On-premises setups incur expenses related to maintaining network hardware and the network capacity, like 10GbE or 100GbE.
Financial Metrics to Monitor, from Servers to Data Centers
Managing servers to data centers housing vast compute and infrastructure: requires continuous resource monitoring + customer satisfaction and retention.
What metrics should we be using?
First, Metrics for Computational Efficiency.
- FLOPS (Floating-Point Operations per Second): including both peak theoretical FLOPS and actual operations executed FLOPS.

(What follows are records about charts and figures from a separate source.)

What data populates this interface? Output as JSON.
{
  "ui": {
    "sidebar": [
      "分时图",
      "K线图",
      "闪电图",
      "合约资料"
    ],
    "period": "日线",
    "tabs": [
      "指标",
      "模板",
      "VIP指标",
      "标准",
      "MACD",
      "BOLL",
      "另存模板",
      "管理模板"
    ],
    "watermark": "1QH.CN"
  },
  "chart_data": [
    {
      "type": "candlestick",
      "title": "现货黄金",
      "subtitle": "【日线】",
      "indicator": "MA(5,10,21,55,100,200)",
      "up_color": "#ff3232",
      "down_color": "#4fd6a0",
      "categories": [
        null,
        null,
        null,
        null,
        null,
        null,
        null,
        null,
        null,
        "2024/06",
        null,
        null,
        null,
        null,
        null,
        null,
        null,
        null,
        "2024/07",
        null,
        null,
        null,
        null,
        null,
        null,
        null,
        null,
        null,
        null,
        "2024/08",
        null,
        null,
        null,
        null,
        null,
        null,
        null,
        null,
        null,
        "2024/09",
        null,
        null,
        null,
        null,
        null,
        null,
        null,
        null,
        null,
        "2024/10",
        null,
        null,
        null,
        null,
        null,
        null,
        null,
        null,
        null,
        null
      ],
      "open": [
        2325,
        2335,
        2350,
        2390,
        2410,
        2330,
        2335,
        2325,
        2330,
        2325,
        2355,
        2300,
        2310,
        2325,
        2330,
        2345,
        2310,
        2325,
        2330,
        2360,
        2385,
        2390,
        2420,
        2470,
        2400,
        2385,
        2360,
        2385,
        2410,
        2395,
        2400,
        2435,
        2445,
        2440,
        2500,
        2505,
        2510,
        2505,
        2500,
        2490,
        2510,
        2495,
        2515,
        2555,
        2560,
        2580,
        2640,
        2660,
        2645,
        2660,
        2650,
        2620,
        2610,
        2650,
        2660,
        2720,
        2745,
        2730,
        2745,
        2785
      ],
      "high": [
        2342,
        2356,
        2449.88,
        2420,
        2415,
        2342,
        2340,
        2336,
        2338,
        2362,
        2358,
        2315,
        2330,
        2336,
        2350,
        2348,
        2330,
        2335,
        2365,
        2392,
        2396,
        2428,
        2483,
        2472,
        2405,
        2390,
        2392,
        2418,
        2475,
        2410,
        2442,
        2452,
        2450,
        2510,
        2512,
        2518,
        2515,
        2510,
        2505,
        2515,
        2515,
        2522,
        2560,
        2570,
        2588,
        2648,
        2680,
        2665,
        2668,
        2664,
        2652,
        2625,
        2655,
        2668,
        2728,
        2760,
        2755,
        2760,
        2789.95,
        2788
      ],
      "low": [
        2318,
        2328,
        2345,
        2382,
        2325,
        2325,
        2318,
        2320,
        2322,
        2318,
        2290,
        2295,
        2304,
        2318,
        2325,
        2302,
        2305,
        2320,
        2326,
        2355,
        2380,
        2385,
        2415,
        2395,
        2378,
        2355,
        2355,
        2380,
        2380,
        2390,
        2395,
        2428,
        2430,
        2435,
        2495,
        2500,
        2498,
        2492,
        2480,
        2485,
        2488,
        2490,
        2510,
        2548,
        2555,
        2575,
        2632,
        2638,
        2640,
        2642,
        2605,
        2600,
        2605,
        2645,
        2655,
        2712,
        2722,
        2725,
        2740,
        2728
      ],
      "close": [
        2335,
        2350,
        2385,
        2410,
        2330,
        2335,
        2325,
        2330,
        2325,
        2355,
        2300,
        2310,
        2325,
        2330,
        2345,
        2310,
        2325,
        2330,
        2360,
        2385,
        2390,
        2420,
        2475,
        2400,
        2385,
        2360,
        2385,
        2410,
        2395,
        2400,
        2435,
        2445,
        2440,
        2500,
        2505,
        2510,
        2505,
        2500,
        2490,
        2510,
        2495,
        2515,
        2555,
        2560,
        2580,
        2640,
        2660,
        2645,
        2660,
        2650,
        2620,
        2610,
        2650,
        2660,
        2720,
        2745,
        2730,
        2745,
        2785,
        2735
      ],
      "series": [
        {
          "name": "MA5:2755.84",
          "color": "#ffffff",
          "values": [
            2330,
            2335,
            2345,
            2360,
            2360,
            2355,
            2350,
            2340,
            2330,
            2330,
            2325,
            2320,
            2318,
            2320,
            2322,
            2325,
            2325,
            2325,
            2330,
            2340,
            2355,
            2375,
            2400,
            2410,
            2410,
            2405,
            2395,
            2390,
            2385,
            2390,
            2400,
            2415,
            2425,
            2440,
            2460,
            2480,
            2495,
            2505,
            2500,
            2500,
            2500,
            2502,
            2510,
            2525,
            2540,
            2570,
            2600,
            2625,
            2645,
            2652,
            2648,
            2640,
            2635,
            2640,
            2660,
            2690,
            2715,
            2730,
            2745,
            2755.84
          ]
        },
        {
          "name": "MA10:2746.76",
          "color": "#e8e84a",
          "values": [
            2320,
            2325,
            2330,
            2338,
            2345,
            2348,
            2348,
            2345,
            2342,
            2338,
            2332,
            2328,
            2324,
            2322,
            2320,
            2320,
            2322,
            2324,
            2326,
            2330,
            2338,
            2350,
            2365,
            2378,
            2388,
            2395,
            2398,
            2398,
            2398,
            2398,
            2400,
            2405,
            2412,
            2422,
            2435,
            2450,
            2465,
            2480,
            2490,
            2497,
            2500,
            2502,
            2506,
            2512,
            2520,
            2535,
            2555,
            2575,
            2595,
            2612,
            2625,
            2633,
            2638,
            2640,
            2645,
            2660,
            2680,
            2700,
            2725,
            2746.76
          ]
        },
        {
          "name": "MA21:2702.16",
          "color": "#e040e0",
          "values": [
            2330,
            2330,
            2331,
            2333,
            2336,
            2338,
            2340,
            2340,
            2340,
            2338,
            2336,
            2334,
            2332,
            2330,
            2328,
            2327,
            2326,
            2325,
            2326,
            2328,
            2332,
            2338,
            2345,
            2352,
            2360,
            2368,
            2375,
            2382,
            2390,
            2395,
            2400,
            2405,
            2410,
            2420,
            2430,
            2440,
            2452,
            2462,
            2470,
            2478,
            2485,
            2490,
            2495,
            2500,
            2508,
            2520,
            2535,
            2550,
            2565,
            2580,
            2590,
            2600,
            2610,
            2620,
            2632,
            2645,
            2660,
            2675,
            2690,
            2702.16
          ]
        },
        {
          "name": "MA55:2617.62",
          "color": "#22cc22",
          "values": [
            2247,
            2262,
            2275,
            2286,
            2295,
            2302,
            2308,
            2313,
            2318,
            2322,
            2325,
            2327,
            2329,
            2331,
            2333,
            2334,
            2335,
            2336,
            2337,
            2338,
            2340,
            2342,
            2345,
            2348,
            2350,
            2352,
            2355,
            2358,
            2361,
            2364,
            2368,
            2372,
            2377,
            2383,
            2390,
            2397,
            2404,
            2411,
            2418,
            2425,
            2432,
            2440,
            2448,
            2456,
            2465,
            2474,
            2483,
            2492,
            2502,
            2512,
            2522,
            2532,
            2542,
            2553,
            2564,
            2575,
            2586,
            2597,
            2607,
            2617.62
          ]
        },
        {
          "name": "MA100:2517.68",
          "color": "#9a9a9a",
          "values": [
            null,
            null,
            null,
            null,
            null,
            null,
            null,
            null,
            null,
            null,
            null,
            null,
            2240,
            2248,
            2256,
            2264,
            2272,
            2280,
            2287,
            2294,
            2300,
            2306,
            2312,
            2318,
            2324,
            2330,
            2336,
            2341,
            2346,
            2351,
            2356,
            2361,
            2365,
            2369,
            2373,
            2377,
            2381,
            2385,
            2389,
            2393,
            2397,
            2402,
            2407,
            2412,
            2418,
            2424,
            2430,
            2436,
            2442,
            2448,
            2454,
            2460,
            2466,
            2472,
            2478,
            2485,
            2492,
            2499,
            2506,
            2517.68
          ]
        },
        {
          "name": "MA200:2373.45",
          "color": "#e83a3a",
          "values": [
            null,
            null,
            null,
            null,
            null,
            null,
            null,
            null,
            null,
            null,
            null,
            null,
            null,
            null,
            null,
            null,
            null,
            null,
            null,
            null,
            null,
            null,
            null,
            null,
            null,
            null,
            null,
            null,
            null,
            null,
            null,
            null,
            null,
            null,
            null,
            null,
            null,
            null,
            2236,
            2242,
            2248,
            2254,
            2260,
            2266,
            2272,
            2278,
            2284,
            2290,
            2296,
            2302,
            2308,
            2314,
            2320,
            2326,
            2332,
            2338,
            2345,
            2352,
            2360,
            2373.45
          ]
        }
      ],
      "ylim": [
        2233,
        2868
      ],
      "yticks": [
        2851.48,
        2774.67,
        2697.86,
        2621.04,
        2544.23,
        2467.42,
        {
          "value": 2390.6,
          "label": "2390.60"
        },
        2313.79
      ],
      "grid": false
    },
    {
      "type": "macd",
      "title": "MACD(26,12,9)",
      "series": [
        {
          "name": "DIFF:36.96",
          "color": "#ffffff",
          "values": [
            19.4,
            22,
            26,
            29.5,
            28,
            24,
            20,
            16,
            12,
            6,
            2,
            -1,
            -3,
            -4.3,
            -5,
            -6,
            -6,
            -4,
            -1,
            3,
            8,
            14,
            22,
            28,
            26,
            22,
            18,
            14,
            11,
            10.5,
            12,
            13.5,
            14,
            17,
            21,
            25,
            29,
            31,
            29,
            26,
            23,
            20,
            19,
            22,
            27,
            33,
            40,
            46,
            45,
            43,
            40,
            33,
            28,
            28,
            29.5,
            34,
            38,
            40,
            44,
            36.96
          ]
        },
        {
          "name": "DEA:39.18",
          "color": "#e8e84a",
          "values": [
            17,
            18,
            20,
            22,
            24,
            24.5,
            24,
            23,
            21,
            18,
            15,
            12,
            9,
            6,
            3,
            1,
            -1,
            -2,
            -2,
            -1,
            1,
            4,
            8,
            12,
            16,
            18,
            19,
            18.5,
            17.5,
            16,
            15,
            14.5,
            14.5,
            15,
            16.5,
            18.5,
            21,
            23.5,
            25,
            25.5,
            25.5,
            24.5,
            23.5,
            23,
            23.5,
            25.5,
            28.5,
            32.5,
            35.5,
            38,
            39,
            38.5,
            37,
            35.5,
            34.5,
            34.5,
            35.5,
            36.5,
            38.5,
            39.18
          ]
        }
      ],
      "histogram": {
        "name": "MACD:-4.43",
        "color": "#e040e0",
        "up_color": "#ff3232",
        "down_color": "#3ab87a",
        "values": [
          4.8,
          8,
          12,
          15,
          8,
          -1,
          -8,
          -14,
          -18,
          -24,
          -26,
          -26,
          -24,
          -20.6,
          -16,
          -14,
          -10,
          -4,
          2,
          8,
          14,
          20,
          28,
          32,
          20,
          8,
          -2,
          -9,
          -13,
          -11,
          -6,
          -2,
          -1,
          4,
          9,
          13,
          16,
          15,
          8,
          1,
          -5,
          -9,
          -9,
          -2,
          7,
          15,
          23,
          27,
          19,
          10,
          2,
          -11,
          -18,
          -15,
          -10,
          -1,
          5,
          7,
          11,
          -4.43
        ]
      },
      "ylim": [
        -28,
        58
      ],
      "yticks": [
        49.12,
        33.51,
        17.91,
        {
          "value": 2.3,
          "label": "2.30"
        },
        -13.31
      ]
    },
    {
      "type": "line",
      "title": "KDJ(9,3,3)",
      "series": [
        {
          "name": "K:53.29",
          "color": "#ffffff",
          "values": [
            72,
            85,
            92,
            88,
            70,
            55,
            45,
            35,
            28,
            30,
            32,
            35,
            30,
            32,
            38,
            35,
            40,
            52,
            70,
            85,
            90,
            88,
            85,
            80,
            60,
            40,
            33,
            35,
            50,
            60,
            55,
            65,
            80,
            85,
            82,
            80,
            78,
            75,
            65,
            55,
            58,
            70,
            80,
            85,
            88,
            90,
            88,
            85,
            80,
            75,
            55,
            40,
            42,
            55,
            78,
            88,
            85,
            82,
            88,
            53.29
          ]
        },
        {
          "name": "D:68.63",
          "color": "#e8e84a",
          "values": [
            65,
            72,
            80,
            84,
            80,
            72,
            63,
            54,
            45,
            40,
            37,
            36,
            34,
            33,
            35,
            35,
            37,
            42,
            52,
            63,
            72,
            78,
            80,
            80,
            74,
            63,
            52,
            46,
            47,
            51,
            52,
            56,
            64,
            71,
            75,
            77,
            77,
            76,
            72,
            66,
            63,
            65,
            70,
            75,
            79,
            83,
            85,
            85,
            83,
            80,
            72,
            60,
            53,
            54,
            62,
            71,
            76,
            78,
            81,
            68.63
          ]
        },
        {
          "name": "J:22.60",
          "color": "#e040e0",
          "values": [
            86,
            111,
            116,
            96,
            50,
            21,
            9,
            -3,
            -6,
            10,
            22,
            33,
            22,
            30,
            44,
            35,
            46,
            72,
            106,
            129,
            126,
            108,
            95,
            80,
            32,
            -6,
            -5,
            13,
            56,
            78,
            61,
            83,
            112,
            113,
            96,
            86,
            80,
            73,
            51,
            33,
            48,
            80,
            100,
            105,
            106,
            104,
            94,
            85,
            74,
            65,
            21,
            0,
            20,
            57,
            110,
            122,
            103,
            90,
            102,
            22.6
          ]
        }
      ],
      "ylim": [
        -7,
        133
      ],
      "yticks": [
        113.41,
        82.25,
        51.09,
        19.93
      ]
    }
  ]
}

- Petaflop/s-day: represents performing 10¹⁵ (peta) operations per second continuously over one day, totaling ~10²⁰ operations, usually a standardized unit to quantify computational effort in trainings.
Over the past 15 years, hardware computational performance has grown 41% annually, doubling every 2 years in 16-bit and 32-bit FLOPS (source: epoch.ai).

Second, the Energy Cost Efficiency Metrics.
- FLOPS/Watt or FLOPS/$ (Floating-Point Operations per Second per $): depends on the architecture and power efficiency of GPU. From data of GPUs lauched during 2006 and 2021, FLOPS/$ doubles every ~2.5 years (source: epoch.ai).

What about User Engagement vs. System Throughout Performance?
While DAU (Daily Active Users) and MAU (Monthly Active Users) are important, we also focus on how user engagement and usage impact compute and infrastructure efficiency. To measure this, we could use metrics like below:
- Users QPS (Queries Per Second per User): the average number of queries each active user generates per second. It helps monitor individual demand and system load for capacity planning and performance optimization.
- Per Machine/Cluster/Rack QPS: the average number of queries processed per second by each machine, cluster, or rack. This metric evaluates infrastructure efficiency and load distribution.